Nous comprenons cette vérité à la fin de l'opéra. Oreste est arrivé. Il a tué sa mère. Le père est vengé. Mais la mauvaise conscience s'est attachée à lui, et Oreste prend l'allure d'un fou. Son bras perpétue le mouvement, avec lequel il a fendu le crâne de sa mère. Son crime s'est engravé dans sa mémoire, et Oreste arrête de vivre au moment où il commet le meurtre. La boucle se referme, il n'a pas de rédemption.
(Musik)
La mise en scène de Ruth Berghaus est d'une clarté et d'une conséquence hors du commun.

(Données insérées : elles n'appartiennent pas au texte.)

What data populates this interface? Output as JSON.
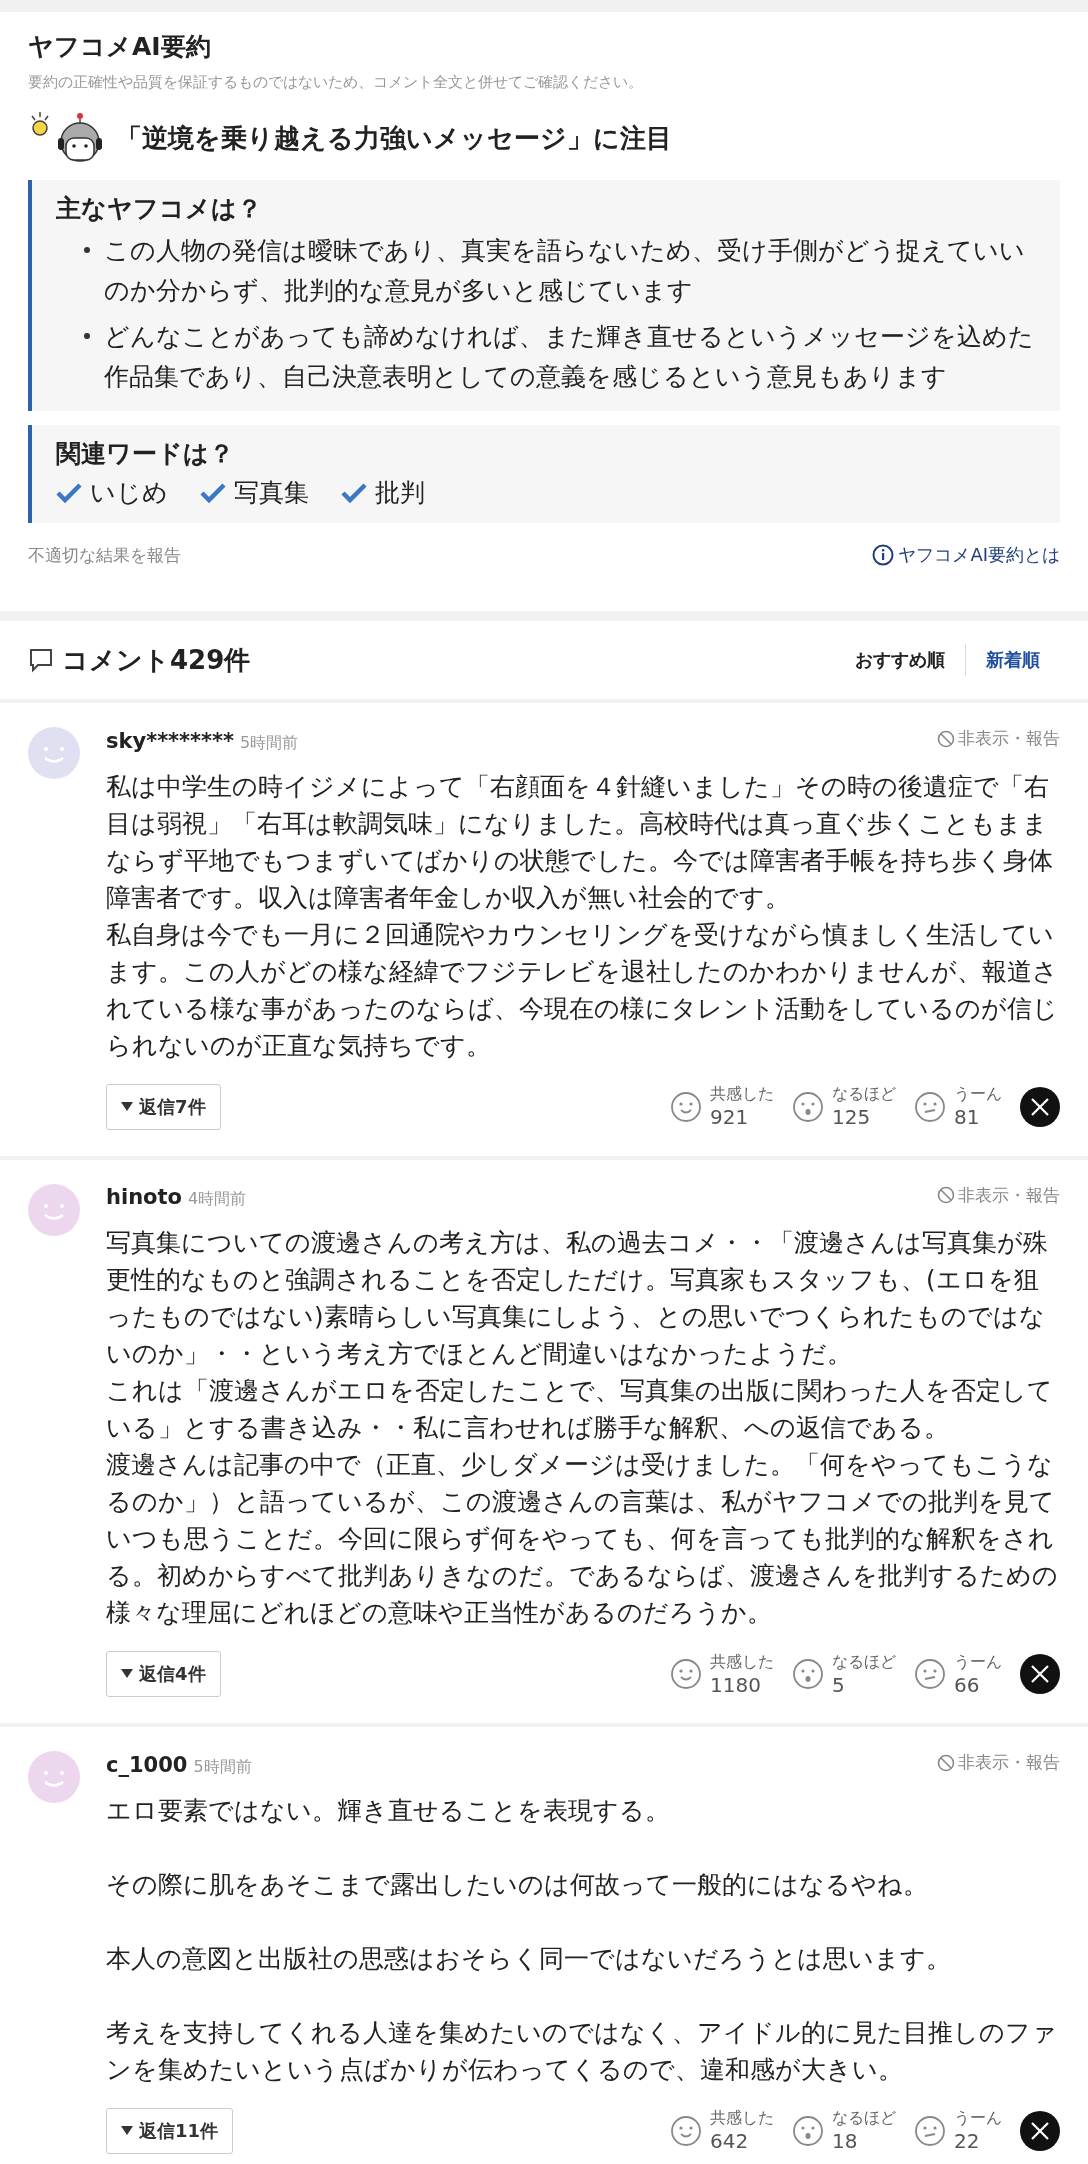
{
  "summary": {
    "title": "ヤフコメAI要約",
    "disclaimer": "要約の正確性や品質を保証するものではないため、コメント全文と併せてご確認ください。",
    "headline": "「逆境を乗り越える力強いメッセージ」に注目",
    "main_box": {
      "heading": "主なヤフコメは？",
      "bullets": [
        "この人物の発信は曖昧であり、真実を語らないため、受け手側がどう捉えていいのか分からず、批判的な意見が多いと感じています",
        "どんなことがあっても諦めなければ、また輝き直せるというメッセージを込めた作品集であり、自己決意表明としての意義を感じるという意見もあります"
      ]
    },
    "keywords_box": {
      "heading": "関連ワードは？",
      "keywords": [
        "いじめ",
        "写真集",
        "批判"
      ]
    },
    "report_link": "不適切な結果を報告",
    "about_link": "ヤフコメAI要約とは"
  },
  "comments_header": {
    "title": "コメント429件",
    "sort_options": [
      {
        "label": "おすすめ順",
        "selected": false
      },
      {
        "label": "新着順",
        "selected": true
      }
    ]
  },
  "comments": [
    {
      "user": "sky********",
      "time": "5時間前",
      "color": "#dfe1f3",
      "hide_report": "非表示・報告",
      "paragraphs": [
        "私は中学生の時イジメによって「右顔面を４針縫いました」その時の後遺症で「右目は弱視」「右耳は軟調気味」になりました。高校時代は真っ直ぐ歩くこともままならず平地でもつまずいてばかりの状態でした。今では障害者手帳を持ち歩く身体障害者です。収入は障害者年金しか収入が無い社会的です。",
        "私自身は今でも一月に２回通院やカウンセリングを受けながら慎ましく生活しています。この人がどの様な経緯でフジテレビを退社したのかわかりませんが、報道されている様な事があったのならば、今現在の様にタレント活動をしているのが信じられないのが正直な気持ちです。"
      ],
      "replies": "返信7件",
      "reactions": [
        {
          "kind": "empathy",
          "label": "共感した",
          "count": "921"
        },
        {
          "kind": "insight",
          "label": "なるほど",
          "count": "125"
        },
        {
          "kind": "doubt",
          "label": "うーん",
          "count": "81"
        }
      ]
    },
    {
      "user": "hinoto",
      "time": "4時間前",
      "color": "#ecd7ef",
      "hide_report": "非表示・報告",
      "paragraphs": [
        "写真集についての渡邊さんの考え方は、私の過去コメ・・「渡邊さんは写真集が殊更性的なものと強調されることを否定しただけ。写真家もスタッフも、(エロを狙ったものではない)素晴らしい写真集にしよう、との思いでつくられたものではないのか」・・という考え方でほとんど間違いはなかったようだ。",
        "これは「渡邊さんがエロを否定したことで、写真集の出版に関わった人を否定している」とする書き込み・・私に言わせれば勝手な解釈、への返信である。",
        "渡邊さんは記事の中で（正直、少しダメージは受けました。「何をやってもこうなるのか」）と語っているが、この渡邊さんの言葉は、私がヤフコメでの批判を見ていつも思うことだ。今回に限らず何をやっても、何を言っても批判的な解釈をされる。初めからすべて批判ありきなのだ。であるならば、渡邊さんを批判するための様々な理屈にどれほどの意味や正当性があるのだろうか。"
      ],
      "replies": "返信4件",
      "reactions": [
        {
          "kind": "empathy",
          "label": "共感した",
          "count": "1180"
        },
        {
          "kind": "insight",
          "label": "なるほど",
          "count": "5"
        },
        {
          "kind": "doubt",
          "label": "うーん",
          "count": "66"
        }
      ]
    },
    {
      "user": "c_1000",
      "time": "5時間前",
      "color": "#ecd7ef",
      "hide_report": "非表示・報告",
      "paragraphs": [
        "エロ要素ではない。輝き直せることを表現する。",
        "その際に肌をあそこまで露出したいのは何故って一般的にはなるやね。",
        "本人の意図と出版社の思惑はおそらく同一ではないだろうとは思います。",
        "考えを支持してくれる人達を集めたいのではなく、アイドル的に見た目推しのファンを集めたいという点ばかりが伝わってくるので、違和感が大きい。"
      ],
      "replies": "返信11件",
      "reactions": [
        {
          "kind": "empathy",
          "label": "共感した",
          "count": "642"
        },
        {
          "kind": "insight",
          "label": "なるほど",
          "count": "18"
        },
        {
          "kind": "doubt",
          "label": "うーん",
          "count": "22"
        }
      ]
    }
  ]
}
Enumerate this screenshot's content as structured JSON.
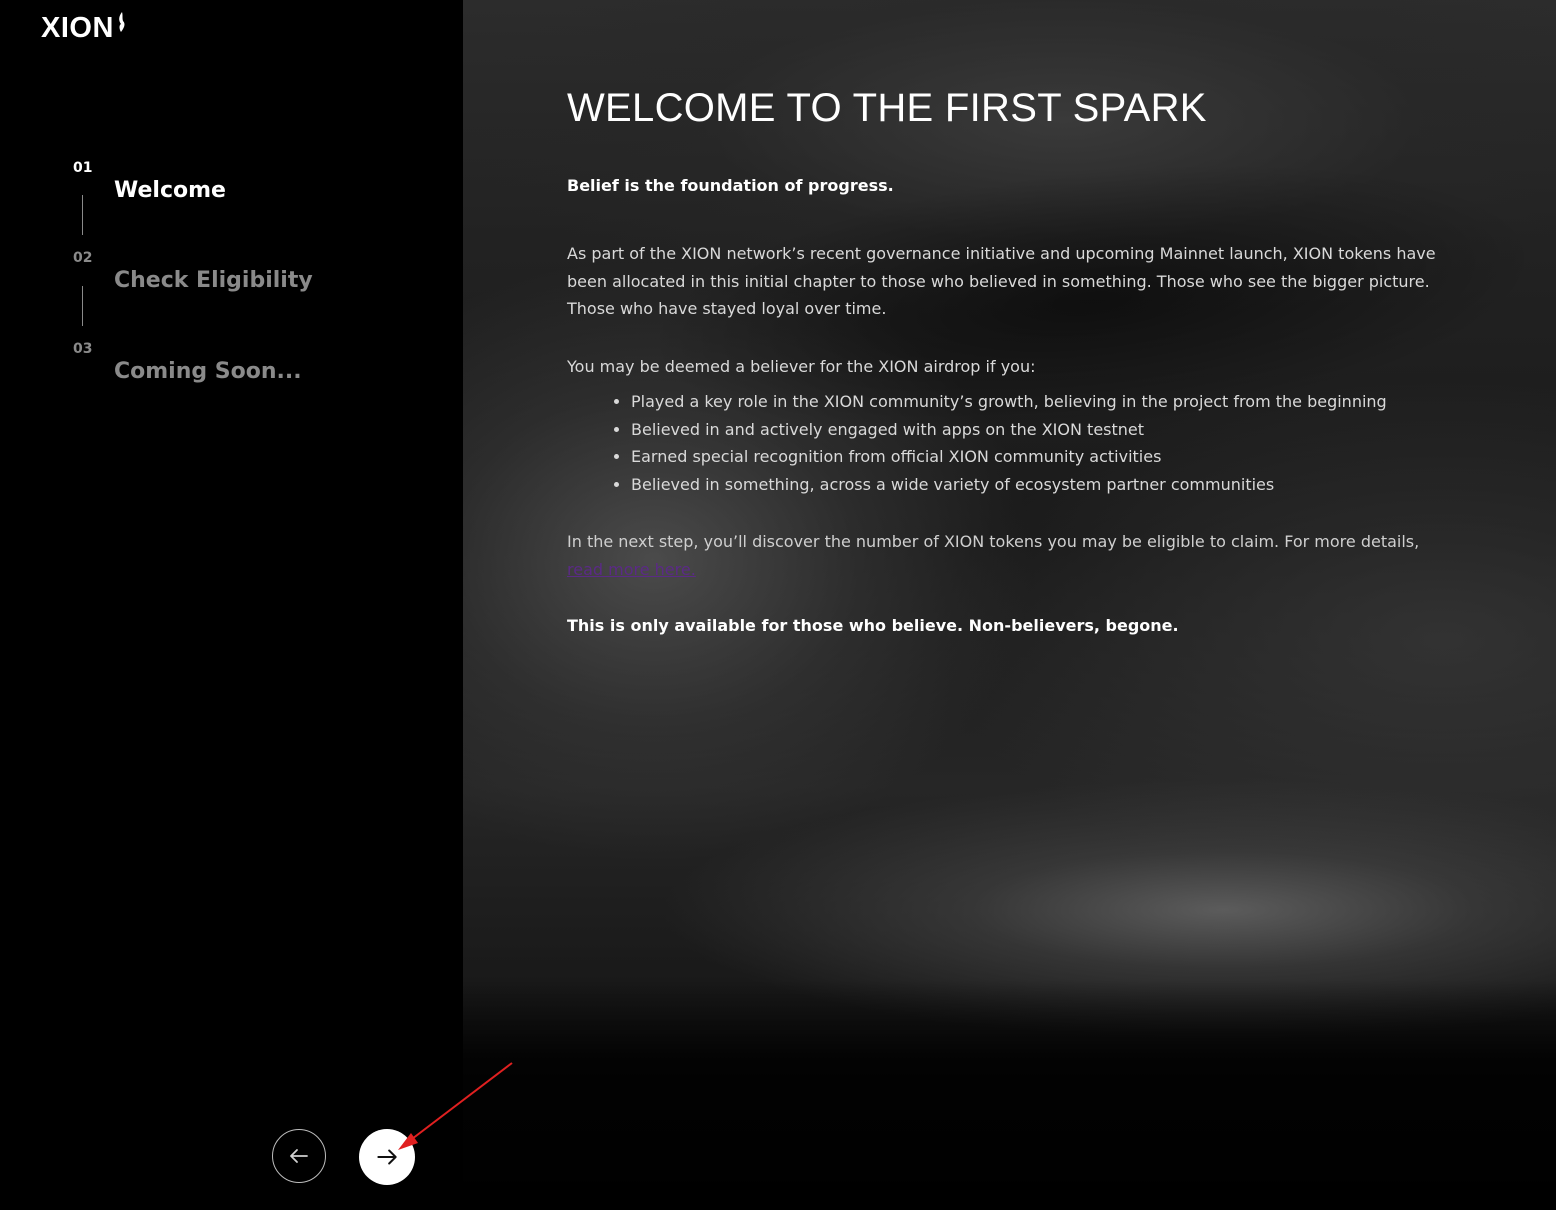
{
  "brand": {
    "logo_text": "XION"
  },
  "sidebar": {
    "steps": [
      {
        "number": "01",
        "label": "Welcome",
        "active": true
      },
      {
        "number": "02",
        "label": "Check Eligibility",
        "active": false
      },
      {
        "number": "03",
        "label": "Coming Soon...",
        "active": false
      }
    ]
  },
  "main": {
    "title": "WELCOME TO THE FIRST SPARK",
    "lead": "Belief is the foundation of progress.",
    "paragraph1": "As part of the XION network’s recent governance initiative and upcoming Mainnet launch, XION tokens have been allocated in this initial chapter to those who believed in something. Those who see the bigger picture. Those who have stayed loyal over time.",
    "paragraph2": "You may be deemed a believer for the XION airdrop if you:",
    "criteria": [
      "Played a key role in the XION community’s growth, believing in the project from the beginning",
      "Believed in and actively engaged with apps on the XION testnet",
      "Earned special recognition from official XION community activities",
      "Believed in something, across a wide variety of ecosystem partner communities"
    ],
    "paragraph3": "In the next step, you’ll discover the number of XION tokens you may be eligible to claim. For more details,",
    "read_more_link": "read more here.",
    "closing": "This is only available for those who believe. Non-believers, begone."
  },
  "navigation": {
    "prev_icon": "arrow-left-icon",
    "next_icon": "arrow-right-icon"
  },
  "colors": {
    "sidebar_bg": "#000000",
    "active_text": "#ffffff",
    "inactive_text": "#8a8a8a",
    "link": "#5b2a86",
    "annotation": "#e02020"
  }
}
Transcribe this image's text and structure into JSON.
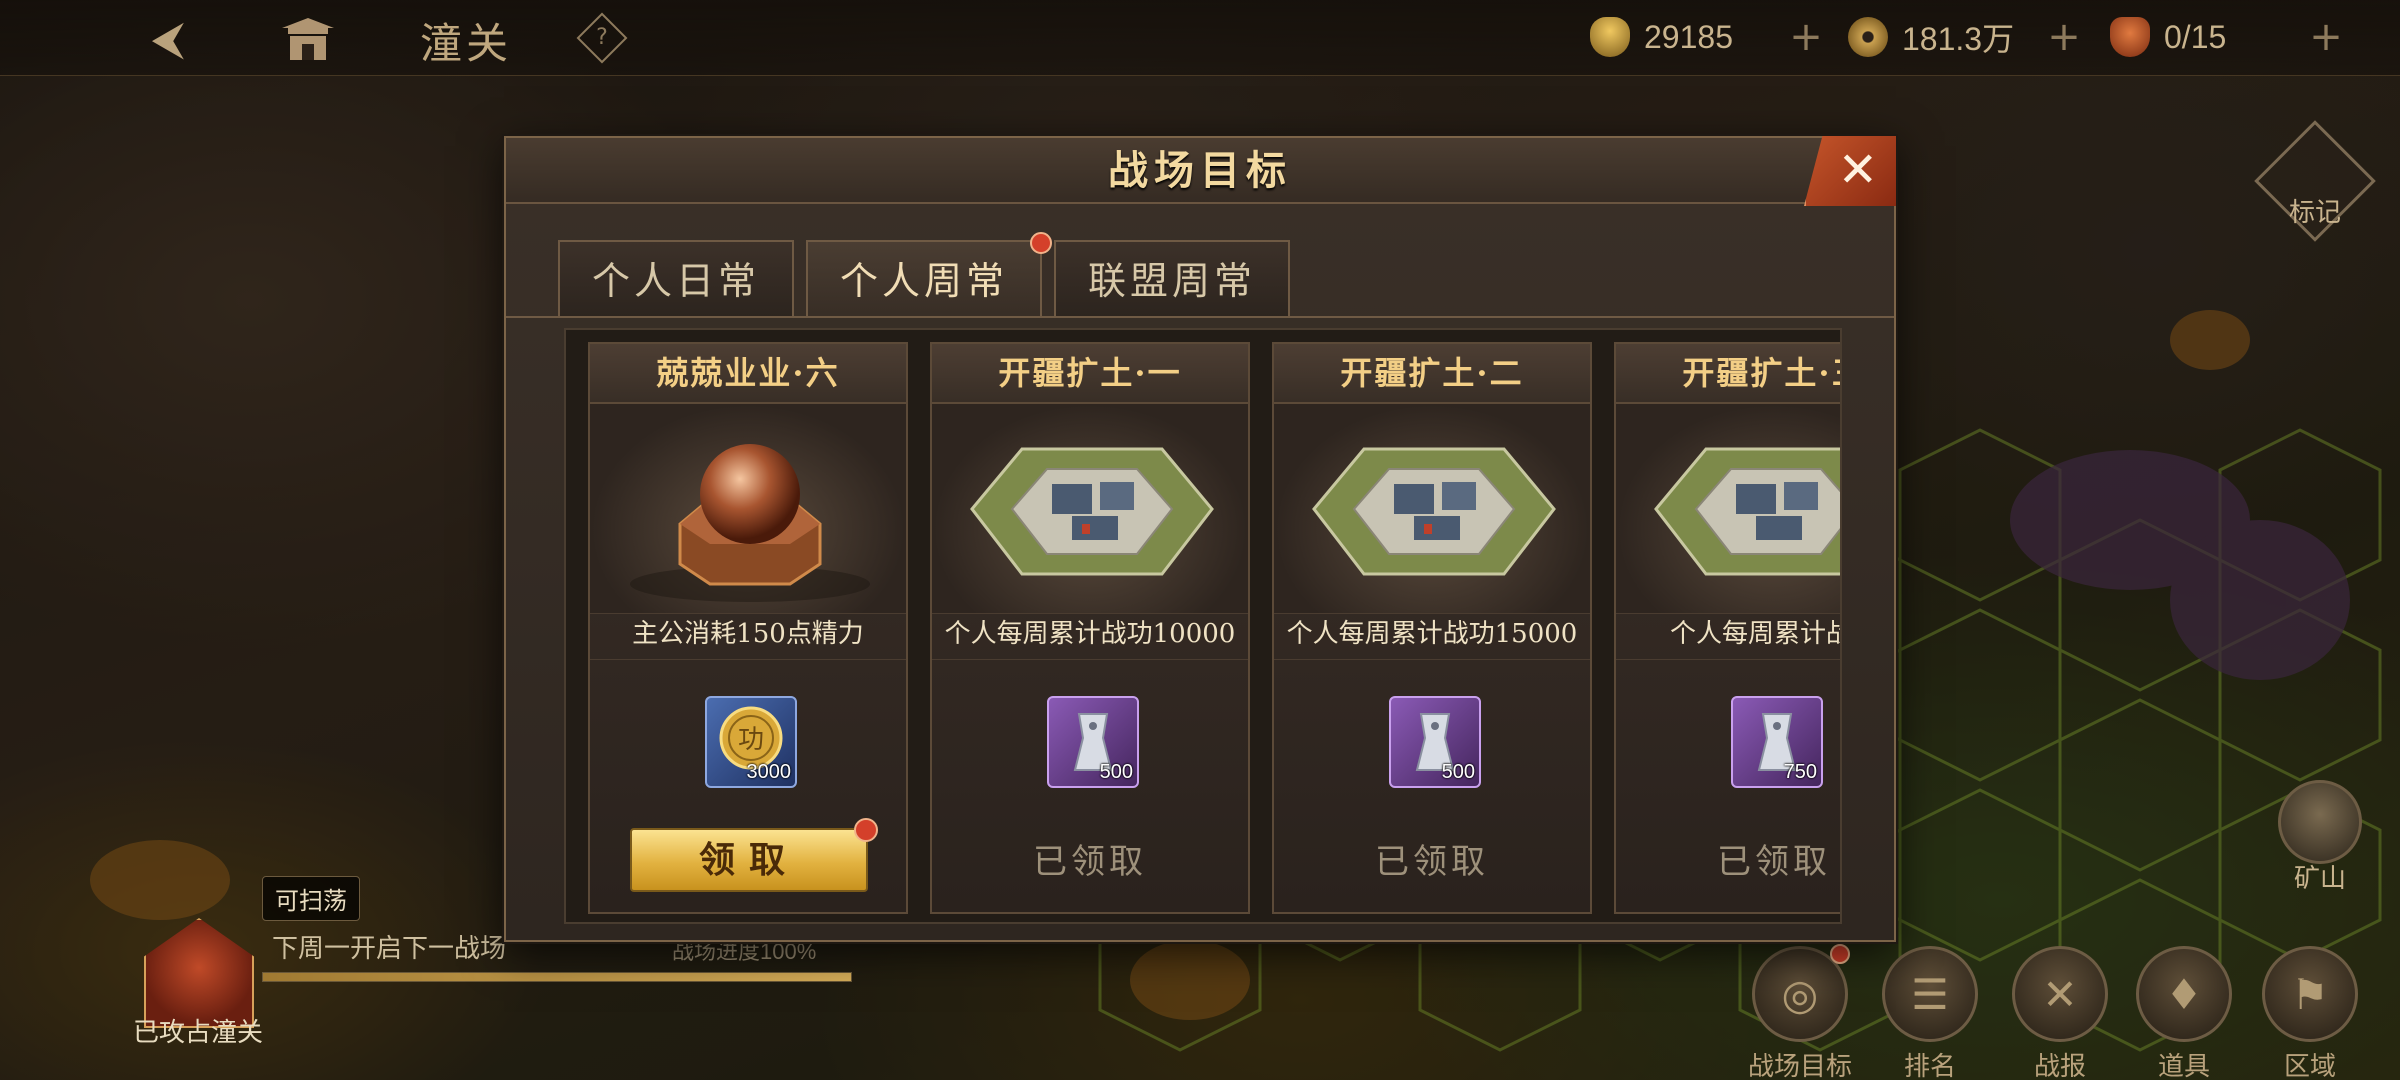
{
  "header": {
    "location": "潼关",
    "back_icon": "back-arrow-icon",
    "pass_icon": "gate-icon",
    "help": "?"
  },
  "resources": [
    {
      "name": "ingot",
      "value": "29185",
      "icon": "gold-ingot-icon",
      "color": "#c9a040"
    },
    {
      "name": "coin",
      "value": "181.3万",
      "icon": "copper-coin-icon",
      "color": "#b08a3a"
    },
    {
      "name": "food",
      "value": "0/15",
      "icon": "food-icon",
      "color": "#b5532c"
    }
  ],
  "right_panel": {
    "mark_label": "标记",
    "mine_label": "矿山"
  },
  "bottom_left": {
    "sweep_tag": "可扫荡",
    "next_battle": "下周一开启下一战场",
    "progress_label": "战场进度100%",
    "progress": 1.0,
    "occupied_label": "已攻占潼关"
  },
  "bottom_buttons": [
    {
      "label": "战场目标",
      "icon": "target-icon",
      "glyph": "◎",
      "badge": true
    },
    {
      "label": "排名",
      "icon": "scroll-icon",
      "glyph": "☰",
      "badge": false
    },
    {
      "label": "战报",
      "icon": "battle-report-icon",
      "glyph": "✕",
      "badge": false
    },
    {
      "label": "道具",
      "icon": "bag-icon",
      "glyph": "♦",
      "badge": false
    },
    {
      "label": "区域",
      "icon": "flag-icon",
      "glyph": "⚑",
      "badge": false
    }
  ],
  "dialog": {
    "title": "战场目标",
    "close_icon": "close-icon",
    "close_glyph": "✕",
    "tabs": [
      {
        "label": "个人日常",
        "active": false,
        "badge": false
      },
      {
        "label": "个人周常",
        "active": true,
        "badge": true
      },
      {
        "label": "联盟周常",
        "active": false,
        "badge": false
      }
    ],
    "cards": [
      {
        "title": "兢兢业业·六",
        "art": "energy-orb",
        "desc": "主公消耗150点精力",
        "reward_icon": "merit-coin-icon",
        "reward_qty": "3000",
        "reward_tier": "blue",
        "status": "claim",
        "claim_label": "领取"
      },
      {
        "title": "开疆扩土·一",
        "art": "fortress",
        "desc": "个人每周累计战功10000",
        "reward_icon": "silver-token-icon",
        "reward_qty": "500",
        "reward_tier": "purple",
        "status": "claimed",
        "claimed_label": "已领取"
      },
      {
        "title": "开疆扩土·二",
        "art": "fortress",
        "desc": "个人每周累计战功15000",
        "reward_icon": "silver-token-icon",
        "reward_qty": "500",
        "reward_tier": "purple",
        "status": "claimed",
        "claimed_label": "已领取"
      },
      {
        "title": "开疆扩土·三",
        "art": "fortress",
        "desc": "个人每周累计战功",
        "reward_icon": "silver-token-icon",
        "reward_qty": "750",
        "reward_tier": "purple",
        "status": "claimed",
        "claimed_label": "已领取"
      }
    ]
  }
}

Cette clarté, on la retrouve dans la musique. Richard Strauss a écrit une partition pour un immense orchestre, mais cet orchestre ne couvre pas les voix, si le chef observe strictement les indications dynamiques. Le chef de l'opéra de Zurich, Ralf Weikert, s'est tenu strictement à la partition, et il nous a donné un tissus instrumental lisse et différencié qui permet aux chanteurs de différencier les lignes vocales à leur tour. Electre a Zurich est donc une réalisation où les chanteurs ne sont pas obligés à crier. La clarté de la mise en scène et la clarté du style musical se joignent à une soirée d'opéra qui frise la perfection.
(Musik)
Une soirée parfaite à l'opéra de Zurich, grâce à Ruth Berghaus qui signe la mise en scène. Ruth Berghaus part de la partition. Pour elle, la partition s'étend peu à peu sur les chanteurs, leur gestes et, pour finir, sur la scène tout entière. – Tous les éléments de l'opéra finissent donc à raconter l'histoire, même la lumière. Car le chanteur ne peut pas tout dire, nous explique Ruth Berghaus.
(Wort)
Si donc la question se pose, quelle lecture choisir pour la mise en scène, Ruth Berghaus répond qu'elle se fie à la partition. Et puisque la partition est riche et qu'elle contient beaucoup d'éléments, la mise en scène répand cette richesse à travers l'espace et le temps. Car pourquoi se priver de cette richesse et pourquoi simplifier les choses?
(Wort)
Ruth Berghaus qui fait des mises en scène riches et différenciées est un peu embarrassée quand on lui demande de définir le style de son travail. Une chose cependant est certaine: Elle n'essaye pas de raconter l'histoire. Car l'histoire se raconte d'elle-même, elle est racontée par les mots du livret. Pour la Berghaus, cela suffit. Pas de dédoublement.
(Wort)
Mais l'opéra n'a pas seulement le livret, donc les mots, il a aussi la musique. Et cette relation qui se crée entre les mots et la musique, c'est elle qui intéresse Ruth Berghaus, c'est elle qu'elle essaie de mettre en scène.
(Wort)
Ruth Berghaus s'intéresse donc aux relations. Aux relations qui se créent entre les personnages, mais aussi aux relations qui se créent entre un personnage et son entourage et sa situation.
(Wort)
Si vous voulez voir ce que donne cette manière d'aborder les choses, je vous recommande vivement de vous rendre à l'opéra de Zurich, où cette Electre unique de Ruth Berghaus est à voir et à admirer.